That is good to hear. I didn't like the switch to stakeholder. I should also not that I had a response within a business day (I think, but this week has been a blur). They are at least responding.
Never forget that most of the dozen or so who are still on this life boat lost a lot when this ship went down, largely based on hopeful thinking. Sorry, but always feel obligated to add a disclaimer when discussing this stock.
So I wrote investor relations knowing that they would tell me the future of the common shares. Well maybe I didn't really expect that. Anyway they referred me to the case site that we have all seen and the hotline. restructuring hotline at 877-940-2410
Anybody call that number and ask who is representing stockholders? Spent enough of my money on this not sure that I want to throw away my time too.
I suspect those tiny trades are computers fishing, seeing if there are nibbles. Auto-trading all the nickel stocks to see if it can build volume. Or something like that. No real money needs to keep this down so much. It could increase 1000 fold and still be affordable if real market movers saw value.
Something unusual happened with bonds after hours, I think. It looks like a big transaction but I don't understand bonds. I find the sequence odd 1MM+ bought and a few seconds later 1MM+ sold. Again not sure what I am reading. I look at bonds using Morningstar and look up Quicksilver. These were the 2016's.

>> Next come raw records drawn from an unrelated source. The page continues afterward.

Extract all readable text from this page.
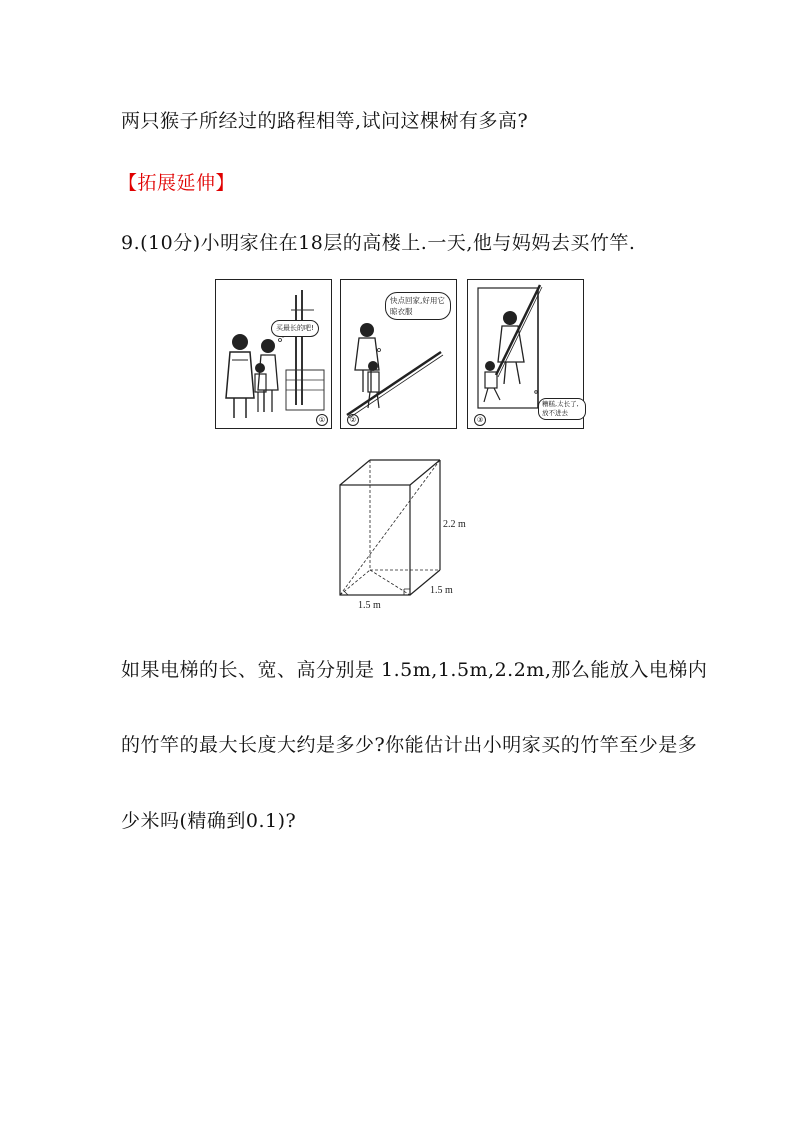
两只猴子所经过的路程相等,试问这棵树有多高?
【拓展延伸】
9.(10分)小明家住在18层的高楼上.一天,他与妈妈去买竹竿.
买最长的吧!
①
快点回家,好用它晾衣服
②
糟糕,太长了,放不进去
③
2.2 m
1.5 m
1.5 m
如果电梯的长、宽、高分别是 1.5m,1.5m,2.2m,那么能放入电梯内
的竹竿的最大长度大约是多少?你能估计出小明家买的竹竿至少是多
少米吗(精确到0.1)?
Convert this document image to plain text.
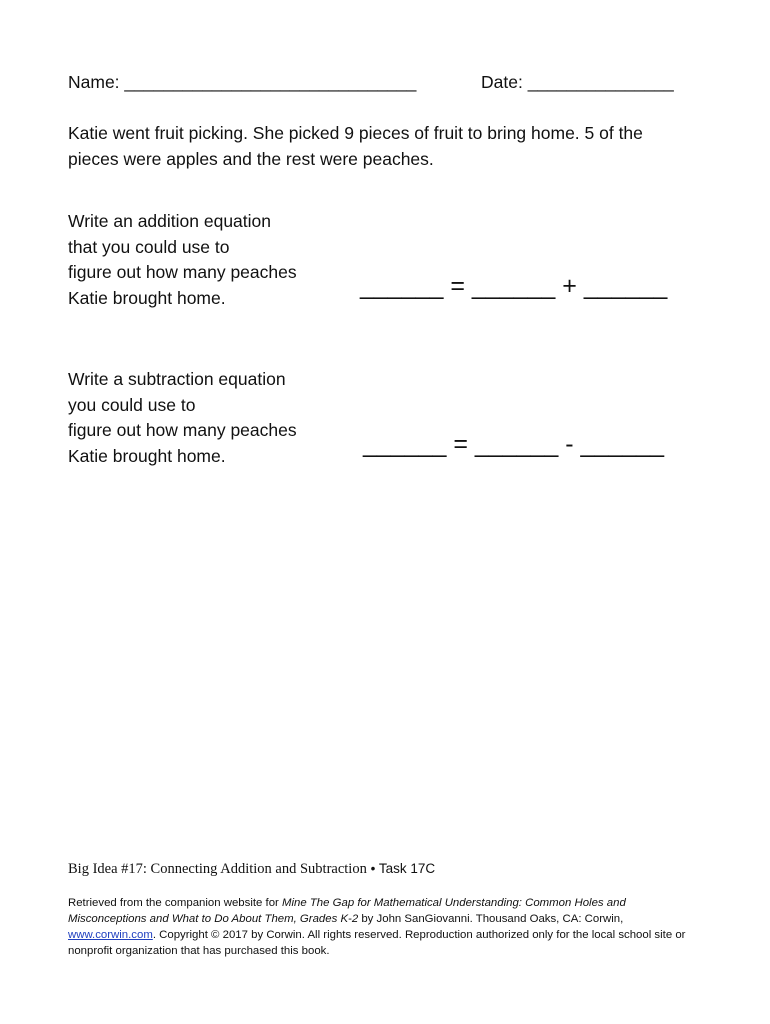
Name: ______________________________	Date: _______________
Katie went fruit picking. She picked 9 pieces of fruit to bring home. 5 of the
pieces were apples and the rest were peaches.
Write an addition equation
that you could use to
figure out how many peaches
Katie brought home.	______ = ______ + ______
Write a subtraction equation
you could use to
figure out how many peaches
Katie brought home.	______ = ______ - ______
Big Idea #17: Connecting Addition and Subtraction • Task 17C
Retrieved from the companion website for Mine The Gap for Mathematical Understanding: Common Holes and
Misconceptions and What to Do About Them, Grades K-2 by John SanGiovanni. Thousand Oaks, CA: Corwin,
www.corwin.com. Copyright © 2017 by Corwin. All rights reserved. Reproduction authorized only for the local school site or
nonprofit organization that has purchased this book.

Yes, the late filing bothers me. Suppose that a swap of common shares for debt was in the works, wouldn't they make at least a little effort to protect market confidence in the common? If there was even a little confidence share price would go up and the debt holders could be enticed by stock worth more than four cents. I have seen no evidence that Quicksilver is interested in improving shareholder relations which is key to building confidence. I think that debt holders might get shares but it will probably be new shares. However, the possibility of a partial cancellation that vivamelgar mentions is interesting. Perhaps a split that does the same as canceling might work out? It would almost have to be something like a 50 to 1 to get the price up.

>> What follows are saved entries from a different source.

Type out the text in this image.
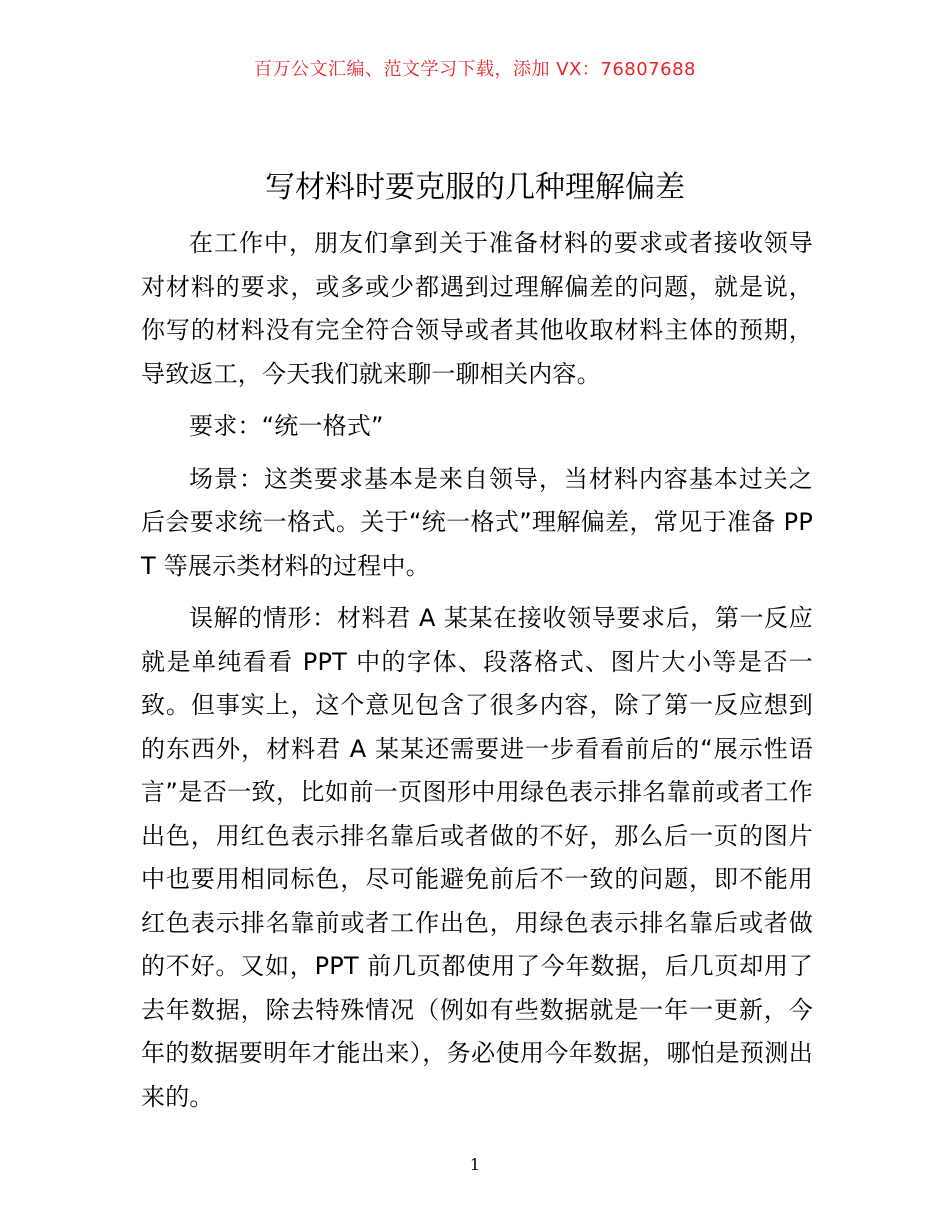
百万公文汇编、范文学习下载，添加 VX：76807688
写材料时要克服的几种理解偏差

在工作中，朋友们拿到关于准备材料的要求或者接收领导对材料的要求，或多或少都遇到过理解偏差的问题，就是说，你写的材料没有完全符合领导或者其他收取材料主体的预期，导致返工，今天我们就来聊一聊相关内容。

要求：“统一格式”

场景：这类要求基本是来自领导，当材料内容基本过关之后会要求统一格式。关于“统一格式”理解偏差，常见于准备 PPT 等展示类材料的过程中。

误解的情形：材料君 A 某某在接收领导要求后，第一反应就是单纯看看 PPT 中的字体、段落格式、图片大小等是否一致。但事实上，这个意见包含了很多内容，除了第一反应想到的东西外，材料君 A 某某还需要进一步看看前后的“展示性语言”是否一致，比如前一页图形中用绿色表示排名靠前或者工作出色，用红色表示排名靠后或者做的不好，那么后一页的图片中也要用相同标色，尽可能避免前后不一致的问题，即不能用红色表示排名靠前或者工作出色，用绿色表示排名靠后或者做的不好。又如，PPT 前几页都使用了今年数据，后几页却用了去年数据，除去特殊情况（例如有些数据就是一年一更新，今年的数据要明年才能出来），务必使用今年数据，哪怕是预测出来的。

1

Count me as one wants this to go up. I have lost a lot of money with it. That said, the optimism expressed here is one perspective. Another perspective is that this no longer investing in any sense of the meaning. It is gambling at casino odds. You might win but the odds are with the house. The house wants to survive and the fight in court has been between bond holders with secured debt and bond holders without secured debt. Survival means making them happy. Making shareholders happy has no relevance to the company's survival. I have seen no evidence that shareholders have been represented or considered. We had a chance and did not form a committee. We can't sue later because we were ignored as we made no effort to be heard in the court. Shareholders were slapped in the face again today by the latest SEC filing. Routinely, shareholders are denied information and are subordinate to other company agendas. I can't help believing that this will be cancelled. I want to be wrong.
Good luck at the table.
Try the first link here
Enter just the word "quicksilver" in issuer field and select corporate bonds once you get to the search screen.
Has anyone seen anything of substance about shareholder representation in the filings? I don't see any advocate for us. Is there one? Please don't answer this question with "the Dardens are because they own so much stock and they will never let it..." The Dardens have no credibility in that area.
I think the stock is going to be cancelled. Look at Kmart. Look at GM. Look at Kodak.
Here is what the SEC says:
Note: Investors should be cautious when buying common stock of companies in Chapter 11 bankruptcy. It is extremely risky and is likely to lead to financial loss. Although a company may emerge from bankruptcy as a viable entity, generally, the creditors and the bondholders become the new owners of the shares. In most instances, the company's plan of reorganization will cancel the existing equity shares. This happens in bankruptcy cases because secured and unsecured creditors are paid from the company's assets before common stockholders. And in situations where shareholders do participate in the plan, their shares are usually subject to substantial dilution.